Unnamed: 0,school,wins,year,winning season,winning 2016
1,Texas,5,2015,False,False
2,Texas,5,2016,False,False


## The try statement

The try statement works as follows.

* First, the try clause (the statement(s) between the try and except keywords) is executed.
* If no exception occurs, the except clause is skipped and execution of the try statement is finished.
* If an exception occurs during execution of the try clause, the rest of the clause is skipped. Then if its type matches the exception named after the except keyword, the except clause is executed, and then execution continues after the try statement.
* If an exception occurs which does not match the exception named in the except clause, it is passed on to outer try statements; if no handler is found, it is an unhandled exception and execution stops with a message as shown above.

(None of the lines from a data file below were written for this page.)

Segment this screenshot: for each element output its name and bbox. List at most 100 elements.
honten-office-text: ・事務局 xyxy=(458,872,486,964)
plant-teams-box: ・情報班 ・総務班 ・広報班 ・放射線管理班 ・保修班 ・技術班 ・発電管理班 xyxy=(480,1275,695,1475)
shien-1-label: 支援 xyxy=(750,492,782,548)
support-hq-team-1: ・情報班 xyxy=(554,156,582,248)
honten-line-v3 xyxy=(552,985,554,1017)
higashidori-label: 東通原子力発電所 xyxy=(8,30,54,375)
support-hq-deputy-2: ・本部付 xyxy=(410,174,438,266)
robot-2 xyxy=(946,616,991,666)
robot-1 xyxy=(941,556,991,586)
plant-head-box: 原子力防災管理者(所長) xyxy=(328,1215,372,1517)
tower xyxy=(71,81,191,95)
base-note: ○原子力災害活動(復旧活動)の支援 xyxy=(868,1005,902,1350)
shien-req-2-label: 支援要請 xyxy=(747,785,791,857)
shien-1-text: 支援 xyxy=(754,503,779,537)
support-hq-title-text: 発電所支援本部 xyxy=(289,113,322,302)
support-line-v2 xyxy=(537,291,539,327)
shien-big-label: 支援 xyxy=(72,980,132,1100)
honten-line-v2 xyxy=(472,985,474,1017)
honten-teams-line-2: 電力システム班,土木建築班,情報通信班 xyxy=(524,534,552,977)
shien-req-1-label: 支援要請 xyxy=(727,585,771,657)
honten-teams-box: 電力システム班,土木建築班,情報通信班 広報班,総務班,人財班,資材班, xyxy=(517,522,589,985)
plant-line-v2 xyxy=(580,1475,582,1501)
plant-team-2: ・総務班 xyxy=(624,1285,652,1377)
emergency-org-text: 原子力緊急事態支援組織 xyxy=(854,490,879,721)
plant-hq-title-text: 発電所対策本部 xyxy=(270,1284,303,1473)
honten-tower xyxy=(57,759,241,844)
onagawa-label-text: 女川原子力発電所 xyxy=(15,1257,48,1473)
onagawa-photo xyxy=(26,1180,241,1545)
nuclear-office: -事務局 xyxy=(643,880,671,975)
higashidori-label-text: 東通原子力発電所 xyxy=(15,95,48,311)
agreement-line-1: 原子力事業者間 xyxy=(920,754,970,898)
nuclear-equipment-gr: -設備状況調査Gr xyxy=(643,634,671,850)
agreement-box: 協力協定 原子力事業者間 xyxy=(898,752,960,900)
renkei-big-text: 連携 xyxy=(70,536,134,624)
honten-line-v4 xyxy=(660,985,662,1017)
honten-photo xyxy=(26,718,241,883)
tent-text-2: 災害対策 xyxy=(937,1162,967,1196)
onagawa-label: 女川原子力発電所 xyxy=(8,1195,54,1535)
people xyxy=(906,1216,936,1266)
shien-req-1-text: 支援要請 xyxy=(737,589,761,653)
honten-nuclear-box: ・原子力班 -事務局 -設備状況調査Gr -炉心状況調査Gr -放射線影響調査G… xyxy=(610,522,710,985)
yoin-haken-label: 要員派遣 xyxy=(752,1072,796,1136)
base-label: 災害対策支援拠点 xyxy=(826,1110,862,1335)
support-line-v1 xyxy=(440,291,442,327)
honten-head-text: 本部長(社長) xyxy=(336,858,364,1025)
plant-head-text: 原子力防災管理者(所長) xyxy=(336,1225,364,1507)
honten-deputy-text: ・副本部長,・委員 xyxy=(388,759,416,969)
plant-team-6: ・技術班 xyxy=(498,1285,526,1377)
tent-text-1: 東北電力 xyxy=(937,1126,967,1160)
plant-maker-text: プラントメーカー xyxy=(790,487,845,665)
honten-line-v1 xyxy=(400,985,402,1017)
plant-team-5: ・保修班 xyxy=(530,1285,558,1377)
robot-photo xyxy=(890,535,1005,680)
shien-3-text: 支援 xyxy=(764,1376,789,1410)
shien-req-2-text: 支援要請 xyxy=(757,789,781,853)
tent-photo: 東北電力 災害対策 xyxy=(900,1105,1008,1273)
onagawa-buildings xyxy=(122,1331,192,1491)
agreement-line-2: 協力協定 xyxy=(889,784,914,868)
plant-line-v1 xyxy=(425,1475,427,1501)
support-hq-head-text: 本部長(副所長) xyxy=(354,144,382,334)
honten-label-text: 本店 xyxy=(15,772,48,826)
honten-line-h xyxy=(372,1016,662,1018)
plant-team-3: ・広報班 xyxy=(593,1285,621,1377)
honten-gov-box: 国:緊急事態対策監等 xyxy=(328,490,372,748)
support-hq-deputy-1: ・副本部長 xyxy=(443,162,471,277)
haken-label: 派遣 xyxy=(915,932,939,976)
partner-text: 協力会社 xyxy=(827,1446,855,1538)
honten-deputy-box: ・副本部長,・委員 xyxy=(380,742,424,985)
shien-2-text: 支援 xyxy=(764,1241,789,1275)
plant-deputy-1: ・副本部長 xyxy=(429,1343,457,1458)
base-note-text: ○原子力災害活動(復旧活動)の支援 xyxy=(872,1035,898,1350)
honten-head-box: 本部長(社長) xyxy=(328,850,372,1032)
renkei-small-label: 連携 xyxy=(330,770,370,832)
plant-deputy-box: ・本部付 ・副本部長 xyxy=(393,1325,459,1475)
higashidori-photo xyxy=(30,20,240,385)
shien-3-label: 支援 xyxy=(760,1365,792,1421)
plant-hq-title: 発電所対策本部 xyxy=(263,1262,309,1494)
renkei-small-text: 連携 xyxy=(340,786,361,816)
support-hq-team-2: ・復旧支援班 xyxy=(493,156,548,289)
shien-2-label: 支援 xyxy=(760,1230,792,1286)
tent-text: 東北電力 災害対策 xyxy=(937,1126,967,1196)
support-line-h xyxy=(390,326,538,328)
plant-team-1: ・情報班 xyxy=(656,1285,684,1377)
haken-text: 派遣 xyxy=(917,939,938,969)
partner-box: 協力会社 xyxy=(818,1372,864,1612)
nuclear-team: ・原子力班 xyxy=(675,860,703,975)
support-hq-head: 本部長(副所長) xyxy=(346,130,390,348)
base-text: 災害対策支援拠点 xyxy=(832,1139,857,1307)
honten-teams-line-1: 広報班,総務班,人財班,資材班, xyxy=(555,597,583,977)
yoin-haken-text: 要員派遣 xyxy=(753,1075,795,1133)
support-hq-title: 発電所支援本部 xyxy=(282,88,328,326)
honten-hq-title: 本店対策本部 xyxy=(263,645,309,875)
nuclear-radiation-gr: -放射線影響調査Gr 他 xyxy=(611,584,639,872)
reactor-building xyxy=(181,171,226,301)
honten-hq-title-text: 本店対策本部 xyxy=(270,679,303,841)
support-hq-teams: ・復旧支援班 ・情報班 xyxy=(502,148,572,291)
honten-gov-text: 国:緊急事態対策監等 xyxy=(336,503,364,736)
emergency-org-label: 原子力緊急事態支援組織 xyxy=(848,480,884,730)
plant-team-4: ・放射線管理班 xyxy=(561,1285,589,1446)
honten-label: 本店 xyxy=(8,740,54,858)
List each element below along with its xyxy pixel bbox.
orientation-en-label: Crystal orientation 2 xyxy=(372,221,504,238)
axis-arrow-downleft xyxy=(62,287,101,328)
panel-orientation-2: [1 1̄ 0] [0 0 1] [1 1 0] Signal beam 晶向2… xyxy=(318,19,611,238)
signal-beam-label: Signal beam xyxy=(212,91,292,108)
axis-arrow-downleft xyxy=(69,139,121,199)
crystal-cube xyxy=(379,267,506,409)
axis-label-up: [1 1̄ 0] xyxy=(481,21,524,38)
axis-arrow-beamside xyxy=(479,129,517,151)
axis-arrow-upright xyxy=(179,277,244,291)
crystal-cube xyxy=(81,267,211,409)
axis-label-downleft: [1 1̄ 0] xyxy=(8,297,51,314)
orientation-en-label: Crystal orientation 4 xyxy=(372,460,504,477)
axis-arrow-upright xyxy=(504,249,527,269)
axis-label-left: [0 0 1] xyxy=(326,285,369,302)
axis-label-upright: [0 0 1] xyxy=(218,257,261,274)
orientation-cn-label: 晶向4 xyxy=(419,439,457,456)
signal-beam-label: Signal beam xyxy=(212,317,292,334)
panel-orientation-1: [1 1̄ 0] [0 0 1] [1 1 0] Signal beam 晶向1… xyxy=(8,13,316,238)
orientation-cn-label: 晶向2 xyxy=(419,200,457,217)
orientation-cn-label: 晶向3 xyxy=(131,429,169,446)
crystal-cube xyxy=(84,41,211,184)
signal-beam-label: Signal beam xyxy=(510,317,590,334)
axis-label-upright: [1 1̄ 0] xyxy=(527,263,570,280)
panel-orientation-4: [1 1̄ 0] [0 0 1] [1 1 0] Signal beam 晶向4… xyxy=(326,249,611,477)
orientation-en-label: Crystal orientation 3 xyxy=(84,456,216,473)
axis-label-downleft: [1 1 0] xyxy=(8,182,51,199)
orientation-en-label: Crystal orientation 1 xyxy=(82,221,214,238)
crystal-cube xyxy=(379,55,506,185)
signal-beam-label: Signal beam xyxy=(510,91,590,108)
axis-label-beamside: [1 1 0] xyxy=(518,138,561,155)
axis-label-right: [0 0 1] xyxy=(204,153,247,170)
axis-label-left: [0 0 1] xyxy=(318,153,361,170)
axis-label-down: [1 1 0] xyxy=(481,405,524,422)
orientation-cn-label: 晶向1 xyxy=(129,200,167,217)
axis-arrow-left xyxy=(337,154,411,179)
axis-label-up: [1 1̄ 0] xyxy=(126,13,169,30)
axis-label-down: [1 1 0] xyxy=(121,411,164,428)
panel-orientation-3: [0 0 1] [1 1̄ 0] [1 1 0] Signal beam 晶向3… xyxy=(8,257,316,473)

This statement can be useful in cases such as:
* You might have a pre-computed object saved, but would like to go ahead and recreate it if not
* A function in your code might return something unexpected (e.g. 'NaN' values) and you want to alert yourself or other users to this

And more. 

Let's see this in action by trying to load a csv file that isn't there.

In [38]:
try:
    df = pd.read_csv('mydata.csv')
except:
    print("Can't find the data file")

Can't find the data file


## Is vs ==

One needs to be mindful of a subtly of Python conditionals. At first, it looks like there are two ways to test for the same thing.  Using `==` and using `is`.  For instance:

In [34]:
number = 4
# test a condition
if number == 4:
    print('Number equals 4')

# another way to test the condition
if number is 4:
    print('Number is 4')

Number equals 4
Number equals 4


But `==` and `is` actually test two differnet things.  `==` test for equality.  `is` tests for *identity*.  That is, `is` tests whether the name (i.e., variable) points to a the same object.  In the above we have `number` is equal to 4, but also that `number` points to the object that is the number 4.  Let's see this break down.

In [1]:
a = [1, 2, 3]
b = a
c = [1, 2, 3]

# test that a and c are equal
if a == c:
    print('a equals c')


# test that a and c point to the same object
if a is c:
    print('a is c')
else:
    print('a is not c')
# test that a and b point to the same object
if a is b:
    print('a is b')

a equals c
a is not c
a is b


So although `a`, `b`, `c` are all the same list of numbers, only the `a` and `b` point to the same object.  `c` points to an equal, but distinct object.